The asthma meant more sonograms and non-stress tests. Sometimes once a week, sometimes more. I am told that this is standard protocol for asthmatics during the last trimester. At my 32-week visit, my doctor looks worried. "I want to do growth studies on you next time," he says as he returns my sonogram photos to its folder. I had always sensed something was very wrong, that my pregnancy was not going to go to term. I constantly told my husband that this pregnancy was killing me. He always dismissed my premonitions as "just nerves."
"This baby is not thriving," I screamed into the phone at my husband two weeks later in the midst of my next office visit. My husband was whisked away from a surgery he was performing only to hear the worried voice of my obstetrician. Both doctors, they discuss the possibilities. My doctor explains that the baby is supposed to grow a half a pound a week in the last ten weeks, and he fell off the curve. He, unlike most babies, actually had a neo-natal curve, thanks to the sonograms taken at North Shore Hospital.
Those incidental finding were the only data truly needed to save our baby. All the findings of kidney dilations were just G-d's red herrings. My asthma was also just a miraculous means to ensure that I was assiduously monitored, at least once a week. Without that, the baby's failure to thrive would not be caught in time. And, just as quickly as it set in, at the point in pregnancy when I needed it most, it disappeared right after I delivered.
The ominous, lurking danger was actually insidious. All along, I had a blood clotting disorder I knew nothing about. It causes strokes and embolisms in pregnant women, and in absence of blood thinners injected into a pregnant belly each and every day, it clots off the baby's blood and nutrient supply. First, it causes a fetus to remain small so it requires less blood to survive, next shunting blood from other organs to ensure a supply to a fetus' brain and heart, next causing cerebral palsy and finally, fetal death. I had no idea of any of this, just a vague premonition that something was terribly wrong. G-d, however, in his infinite wisdom and compassion, did everything necessary to ensure that our baby made it, against every odd.
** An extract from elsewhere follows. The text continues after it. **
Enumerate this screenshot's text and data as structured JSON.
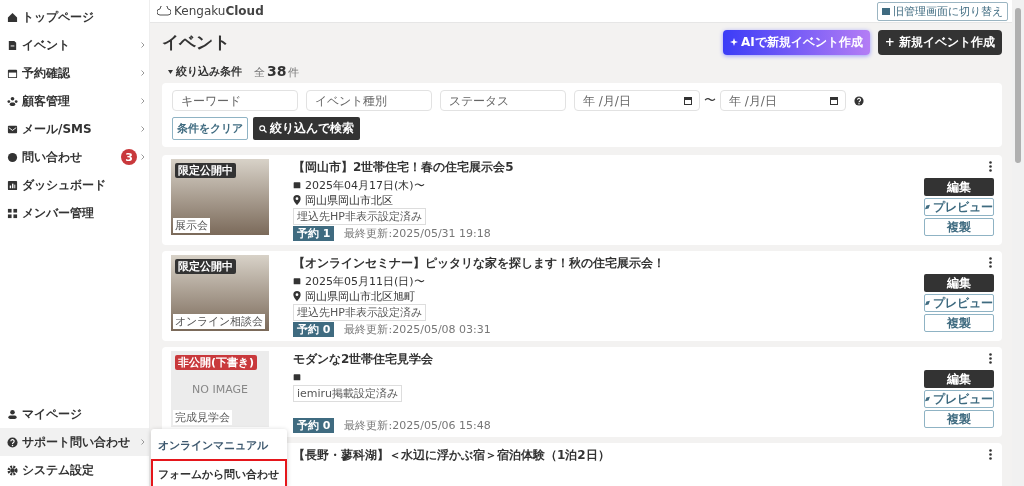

By the time this condition was caught, a Doppler study revealed that our baby was shunting blood to his brain and heart and his amniotic fluid was dropping sharply as his kidneys were shutting down. He was delivered emergently in time for that to be reversed, once he got ample oxygen and nutrients. The following morning, dazed from the morphine to blot out the pain of the Cesarean section, my doctor told me that if he had let my pregnancy go even a few more hours, he "would have shot himself." Our tiny baby would not have made it.
Along the way, each ailment was only a means to reaching a perfect end. The cortisone I took twice a day to treat the asthma caused our son's organs to develop rapidly, especially his lungs. Yanked from my uterus prematurely, at only four pounds, two ounces, he was miraculously breathing on his own and scored a nine out of nine on his Apgar test. Thank G-d, today he is a perfectly healthy, bouncing ten-month old, weighing nearly 19 pounds.
And so, I wish every pregnant women, and those who will become pregnant one day, "B'Sha'ah Tova."